Bazı mezhepsizler, (Âlimin birinin
ak söylediğine, ötekinin kara demesi hata değilse nedir?)
diyorlar. Bunun
yanıtını da Resulullah efendimiz veriyor, (O, rahmet-i ilâhîdir)
buyuruyor. Bu şekilde değişik ictihadlar da Allahü teâlânın bir rahmetidir. Bir
hadis-i şerif:
(Ümmetimin [müctehid âlimlerinin] ihtilafı
[farklı ictihadları, mezheplere ayrılması] rahmettir.) [İmam-ı
Beyhekî, İmam-ı Münâvî, İmam-ı İbni Nasr, İmam-ı Deylemî]

Büyük fıkıh
âlimi İbni Âbidin hazretleri, Redd-ül muhtar kitabında buyuruyor
ki:
(Ümmetimin ihtilafı rahmettir) hadis-i şerifi meşhurdur.
Mekasıd-ı hasene’de yazılıdır. İbni Hacib de Muhtasar’da sahih
bulunduğunu yazmaktadır. Nasrul-mukaddesi’nin Hucce kitabında ve Beyhekî’nin
Risalet-ül-eşariyye’sinde sahih hadis olarak bildirildiğini, İmam-ı
Süyûtî yazmaktadır. Hâlimî, Kadı Hüseyin ve İmam-ül-Haremeyn de sahih olarak
bildirmişlerdir. Mevahib-i ledünniyye’de de yazılıdır. (Redd-ül
muhtar)

Âlimlerin değişik ictihadları rahmet olduğu şeklinde, Eshab-ı
kiramın değişik ictihadları da rahmettir. Bir hadis-i şerif:
(Eshabım
gökteki yıldızlar gibidir. Hangisine uyarsanız hidayete erersiniz. Eshabımın
ihtilafı
[farklı ictihadları] rahmettir.) [Taberânî, Beyhekî, İbni
Asakir, Hatîb, Deylemî, Dârimî, İ. Münâvî, İbni Adiy]

Bu hadis-i
şeriflere mezhepsizlerin uydurma demelerinin önemi olmaz.
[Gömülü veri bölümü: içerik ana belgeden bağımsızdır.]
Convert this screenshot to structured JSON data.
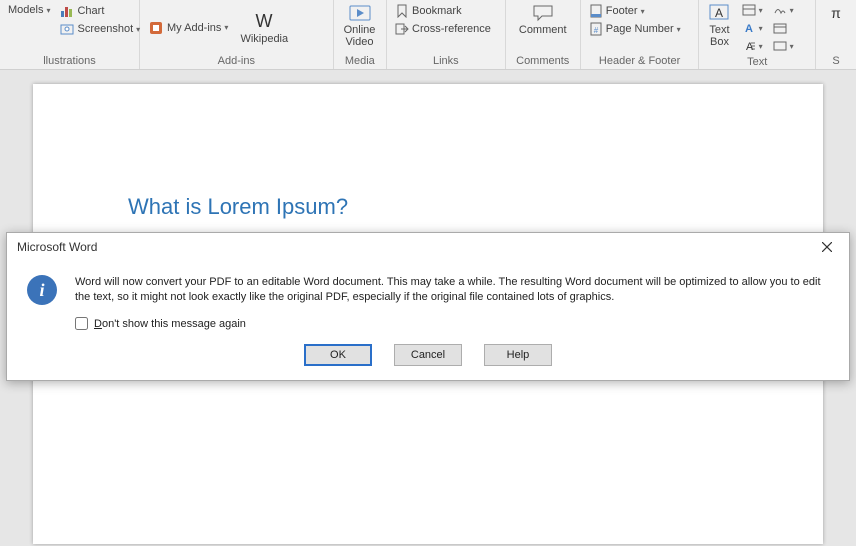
{
  "ribbon": {
    "illustrations": {
      "models": "Models",
      "chart": "Chart",
      "screenshot": "Screenshot",
      "label": "llustrations"
    },
    "addins": {
      "my_addins": "My Add-ins",
      "wikipedia": "Wikipedia",
      "label": "Add-ins"
    },
    "media": {
      "online_video": "Online\nVideo",
      "label": "Media"
    },
    "links": {
      "bookmark": "Bookmark",
      "crossref": "Cross-reference",
      "label": "Links"
    },
    "comments": {
      "comment": "Comment",
      "label": "Comments"
    },
    "headerfooter": {
      "footer": "Footer",
      "pagenum": "Page Number",
      "label": "Header & Footer"
    },
    "text": {
      "textbox": "Text\nBox",
      "label": "Text"
    }
  },
  "document": {
    "heading": "What is Lorem Ipsum?"
  },
  "dialog": {
    "title": "Microsoft Word",
    "message": "Word will now convert your PDF to an editable Word document. This may take a while. The resulting Word document will be optimized to allow you to edit the text, so it might not look exactly like the original PDF, especially if the original file contained lots of graphics.",
    "checkbox_prefix": "D",
    "checkbox_rest": "on't show this message again",
    "ok": "OK",
    "cancel": "Cancel",
    "help_prefix": "H",
    "help_rest": "elp"
  }
}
Bu hadisleri nakleden
âlimleri yalancı yada câhil olarak göstermek ne kadar çirkindir. Sonrasında
gelenlerin, ilkin gelen âlimleri suçlayacaklarını Resulullah efendimiz mucize
olarak bildirmiştir. İki hadis-i şerif:
(Âhir zamanda, sonrasında gelenler,
önceki âlimleri câhillikle suçlayacak.)
[İbni Asakir]

(Sonrasında
gelenler, önceki âlimleri kötüleyecektir.)
[Tirmizî]

Birer mucize
olan bu hadis-i şerifler, âhir zamanda sapıkların, mezhepsizlerin türeyeceğini
bildirmektedir.

]]>
https://www.cennetinbahcesi.com/2019/06/01/alimin-hatasi-olur-mu/feed/ 0 5481
Âlimin de kötüsü olur https://www.cennetinbahcesi.com/2019/05/28/alimin-de-kotusu-olur/ https://www.cennetinbahcesi.com/2019/05/28/alimin-de-kotusu-olur/#respond Tue, 28 May 2019 12:24:22 +0000 Dinimiz>Dinimizde ilmin ve âlimin yeri]]> http://www.cennetinbahcesi.com/?p=5464

Sual: İmam-ı Rabbani, (Mehdi, Medine’deki bid’at ehli olan âlimi öldürecektir) diyor. Bid’at ehli olana âlim denir mi asla? Bir de Seyyid Abdülhakim efendi diyor ki: (Zemahşerî, tefsir, fıkıh ve sözlük âlimi idi. Mutezile mezhebinde idi. Ölürken tevbe etmiş olduğu söylenmektedir. Kur’an-ı azîmüşşanın muciz bulunduğunu anlatmakta; esas, senet olan belâgat ilminin âlimlerinin en yüksek derecesinde olduğundan, Ehl-i sünnetin tefsir âlimleri, Kur’an-ı kerimin belâgatini özetleyen kısımları, onun tefsirinden almışlardır.) Mutezile olan birine âlim demek caiz midir?
CEVAP
Her âlim, Cennetlik demek değildir. Onlardan da Cehenneme giden olacaktır. Kur’anda, fena âlimler, dilini sarkıtıp soluyan köpeğe, kitap yüklü merkebe benzetilmiştir. (Cuma 5, Araf 176)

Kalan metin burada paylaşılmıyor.